Since the mechanical sounds of the NAO robot are always present, unless they are masked by other sounds, we decided to investigate how the sonifications would be perceived when presented in combination with the original recordings of the expressive gestures. Sonifications were therefore mixed with original recordings. Since we also wanted to investigate how the sonifications were perceived when presented alone, the final stimuli collection consisted of three emotions,Footnote 5 presented in five different soundmodel conditions:
Since there were three emotions and five conditions, a total of 15 stimuli was obtained. The output level of all rhythmic sonifications was obtained by scaling the magnitude of the original input sound file using an exponential scale. For the continuous sonifications, output level of the sound was mapped to peak amplitude of the original signal.
Rhythmic Sonification
The speed at which sonic events are produced (events/second) is one of the most important cues for the communication of emotions in both speech (speech rate) and music (tempo). The speed can be perceived if there is a rhythmic regularity in the display of the sonic events, otherwise it is difficult to perceptually identify it [12]. In a previous study we have found that experienced musicians chose clearly defined speed values for communicating different emotional intentions in music performances [5]. Therefore, we decided to test if introducing a rhythm in the sonification of the robot movements, for communicating their speed, could help the perception of its emotional intentions.
While little work has focused specifically on the term frustration in the context of emotion in music and speech research, substantial work has been conducted on the term anger. In the review on emotion in vocal expression and music performance conducted by Juslin and Laukka [25], anger is said to be associated with fast speech rate/tempo, high voice intensity/sound level, much voice intensity/sound level variability, much high-frequency energy, high F0/pitch level, much F0/pitch variability, rising F0/pitch contour, fast voice onsets/tone attacks, and microstructural irregularity. In a study focusing on modeling the communication of emotions by means of interactive manipulation of continuous musical features, changes in loudness and tempo were associated positively with changes in arousal, but loudness was dominant [5].
Based on above described findings, the frustrated sonification was designed to be characterized by fast and loud sounds, with a lot of intensity variability, and irregular rhythms. This was achieved by triggering a simple sample-based (granular) synthesis engine at the first peak of the original sound file. The synth was then triggered based on the magnitude of the original frustrated audio recording. The synthesis engine produced grains of random size between 200-300 ms.Footnote 6 The grains were randomly sampled from the original frustrated sound recording. The pitch of each grain was shifted based on the magnitude of the original audio signal. Finally, distortion was added to the outputted sound.

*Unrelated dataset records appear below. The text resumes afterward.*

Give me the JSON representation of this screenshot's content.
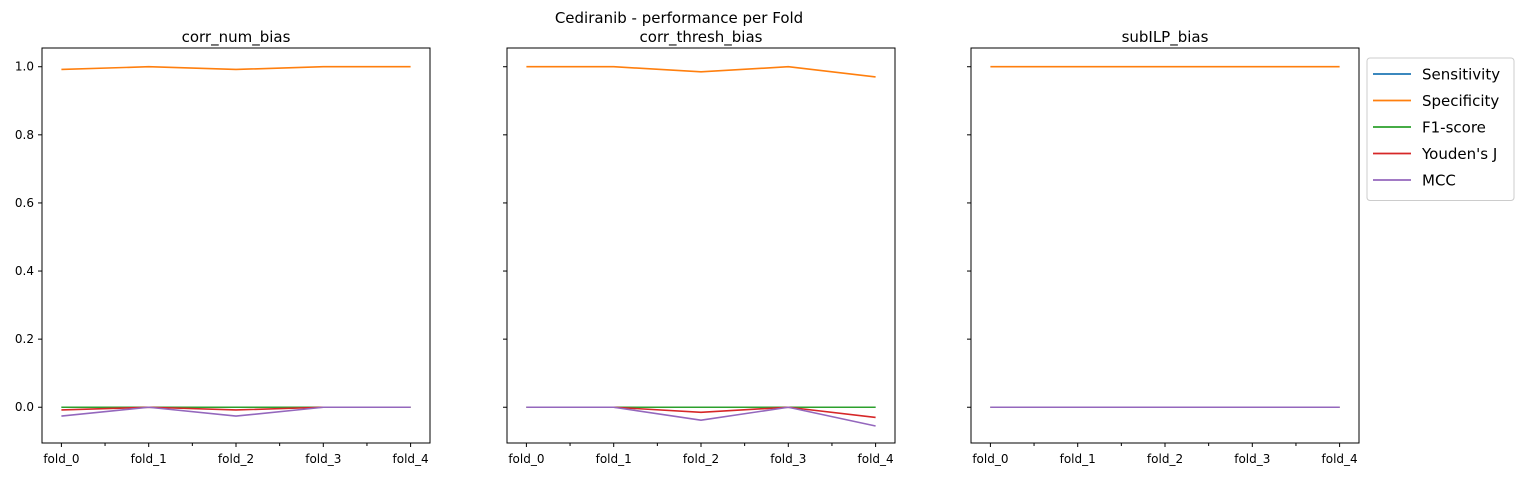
{
  "suptitle": "Cediranib - performance per Fold",
  "colors": {
    "Sensitivity": "#1f77b4",
    "Specificity": "#ff7f0e",
    "F1-score": "#2ca02c",
    "Youden's J": "#d62728",
    "MCC": "#9467bd"
  },
  "legend": {
    "placement": "outside-right-top",
    "entries": [
      "Sensitivity",
      "Specificity",
      "F1-score",
      "Youden's J",
      "MCC"
    ]
  },
  "chart_data": [
    {
      "type": "line",
      "title": "corr_num_bias",
      "categories": [
        "fold_0",
        "fold_1",
        "fold_2",
        "fold_3",
        "fold_4"
      ],
      "ylim": [
        -0.105,
        1.055
      ],
      "yticks": [
        "0.0",
        "0.2",
        "0.4",
        "0.6",
        "0.8",
        "1.0"
      ],
      "show_ytick_labels": true,
      "series": [
        {
          "name": "Sensitivity",
          "values": [
            0.0,
            0.0,
            0.0,
            0.0,
            0.0
          ]
        },
        {
          "name": "Specificity",
          "values": [
            0.992,
            1.0,
            0.992,
            1.0,
            1.0
          ]
        },
        {
          "name": "F1-score",
          "values": [
            0.0,
            0.0,
            0.0,
            0.0,
            0.0
          ]
        },
        {
          "name": "Youden's J",
          "values": [
            -0.008,
            0.0,
            -0.008,
            0.0,
            0.0
          ]
        },
        {
          "name": "MCC",
          "values": [
            -0.026,
            0.0,
            -0.026,
            0.0,
            0.0
          ]
        }
      ]
    },
    {
      "type": "line",
      "title": "corr_thresh_bias",
      "categories": [
        "fold_0",
        "fold_1",
        "fold_2",
        "fold_3",
        "fold_4"
      ],
      "ylim": [
        -0.105,
        1.055
      ],
      "yticks": [
        "0.0",
        "0.2",
        "0.4",
        "0.6",
        "0.8",
        "1.0"
      ],
      "show_ytick_labels": false,
      "series": [
        {
          "name": "Sensitivity",
          "values": [
            0.0,
            0.0,
            0.0,
            0.0,
            0.0
          ]
        },
        {
          "name": "Specificity",
          "values": [
            1.0,
            1.0,
            0.985,
            1.0,
            0.97
          ]
        },
        {
          "name": "F1-score",
          "values": [
            0.0,
            0.0,
            0.0,
            0.0,
            0.0
          ]
        },
        {
          "name": "Youden's J",
          "values": [
            0.0,
            0.0,
            -0.015,
            0.0,
            -0.03
          ]
        },
        {
          "name": "MCC",
          "values": [
            0.0,
            0.0,
            -0.038,
            0.0,
            -0.055
          ]
        }
      ]
    },
    {
      "type": "line",
      "title": "subILP_bias",
      "categories": [
        "fold_0",
        "fold_1",
        "fold_2",
        "fold_3",
        "fold_4"
      ],
      "ylim": [
        -0.105,
        1.055
      ],
      "yticks": [
        "0.0",
        "0.2",
        "0.4",
        "0.6",
        "0.8",
        "1.0"
      ],
      "show_ytick_labels": false,
      "series": [
        {
          "name": "Sensitivity",
          "values": [
            0.0,
            0.0,
            0.0,
            0.0,
            0.0
          ]
        },
        {
          "name": "Specificity",
          "values": [
            1.0,
            1.0,
            1.0,
            1.0,
            1.0
          ]
        },
        {
          "name": "F1-score",
          "values": [
            0.0,
            0.0,
            0.0,
            0.0,
            0.0
          ]
        },
        {
          "name": "Youden's J",
          "values": [
            0.0,
            0.0,
            0.0,
            0.0,
            0.0
          ]
        },
        {
          "name": "MCC",
          "values": [
            0.0,
            0.0,
            0.0,
            0.0,
            0.0
          ]
        }
      ]
    }
  ]
}
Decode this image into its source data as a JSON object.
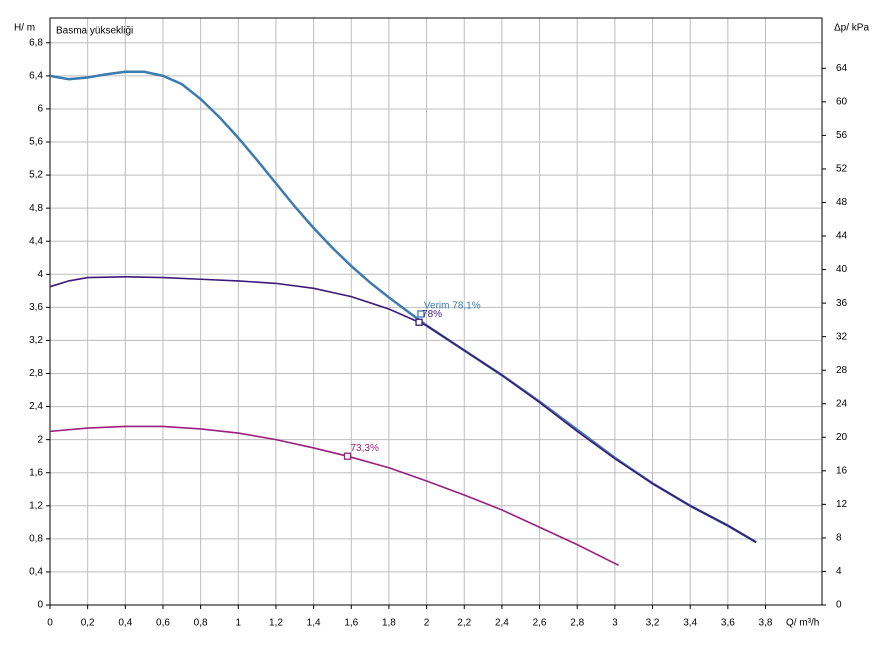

In contrast to frustration, which is characterized by negative valence and high arousal, relaxation is characterized by positive valence and low arousal. In general, positive emotions appear to be more regular than negative emotions; irregularities in frequency, intensity and duration seem to be a sign of negative emotion [25]. In music, differences in arousal are mainly associated with differences between fast and slow tempi [16]. Relaxed speech has been found to more whispery and breathy than stressed speech [17]. We designed the relaxed sonification model so that it presented soft sounds with little frequency and amplitude variability. These sounds were presented with a regular tempo. This was achieved by generating pulses of noise, with 700 ms time difference, that were filtered through a resonant band-pass filter, with variable center frequency (800–1000 Hz) and Q-value (0.3–0.4), depending on absolute magnitude of the input sound. The output was then feed through a reverb.
In Western music, differences in valence are mainly associated with major versus minor mode [16]. For the purpose of our study, the emotion joy could be considered to be similar to the sensation of happiness. According to Juslin and Laukka [25], happiness is associated with the following cues: fast speech rate/tempo, medium to high voice intensity/sound level, medium high-frequency energy, high F0/pitch level, much F0/pitch variability, rising F0/pitch contour, fast voice onsets/tone attacks, and very little microstructural irregularity. In [4, 5], authors conclude that happy music performances are characterized by a relatively fast tempo and loud sound with staccato articulation and clear phrasing (i.e. changes in tempo and sound level organized in accelerando/crescendo and rallentando/decrescendo couples for the communication of a musical phrase). Moreover, happiness is said to best be expressed with major mode, high pitch and high tempo, flowing rhythm and simple harmony [5, 20]. For the joyful sonification, we used a rectangular (pulse) oscillator with a rather short envelope duration, mapping magnitude of the input signal to pitches in a C major scale, with an Inter-Onset-Interval (IOI) of 180 ms between notes (about 5.5 notes/second).
Continuous Sonification
The continuous sonifications were, as the name suggests, not characterized by any particular rhythm. Similar to the rhythmic case, the continuous sonification of frustration made use sample-based (granular) synthesis, but without a rhythmic component and added distortion. Grains were also generated based on peak amplitude. The sonification model for relaxation was similar to the one described for the rhythmic relaxed condition, with the difference that the sound was continuous, and that the resonant band-pass filter was set to a variable range of 300-500 Hz and the Q value to 0.2-1.0. Scaling between absolute magnitude was also slightly different. For the joyful sonification, a simple FM synthesizer was used to generate a tonic and major third in a C major scale, with increasing pitch depending on magnitude of the original sound file.
Procedure
After completing Experiment 1, participants proceeded with Experiment 2. They were presented with sound stimuli that they could listen to as many times as they wanted. Participants were then asked to rate perceived emotions on a set of five-step scales (sad, joyful, frustrated, relaxed), ranging from not at all (0) to very much (4), with an annotated step size of 1. These are the same scales that were used in our previous study [15]. The reason why the sad scale was included, despite the fact that no “sad” stimuli was used, was to obtain results comparable to those presented in [15]. The participants were given the following instructions: “This sound represents an emotional reaction. Rate how much of the following emotions you perceive in the sound.” The presentation order of the stimuli was randomized for each participant.
Analysis
Since the data was collected on scales that displayed numeric values of equal distance, we proceeded with statistical analysis using parametric methods. With 30 observations per category, data could be assumed to be normally distributed according to the Central Limit Theorem. For the purpose of this study, we performed analysis of ratings within each stimulus category (frustrated, relaxed and joyful), through separate Two-Way Repeated Measures ANOVAs with the following within-subjects factors: emotional scale (frustrated, joyful, relaxed and sad) and condition, i.e. sound model (original sound, rhythmic sonification, continuous sonification, original + rhythmic sonification and original + continuous sonification). The purpose of these tests was to investigate if there was an interaction effect between emotional scale and condition (sound model). Greenhouse-Geisser estimates of spehericity were used when the assumptions of sphericity were not met. When the omnibus test for the interaction was significant, it was followed by the application of a post hoc procedure to explore which pairs of cell means that were significantly different, i.e. which condition that resulted in significantly different ratings for respective scale compared to the original sound. Paired t-tests with Bonferroni corrections were used to account for multiple comparisons.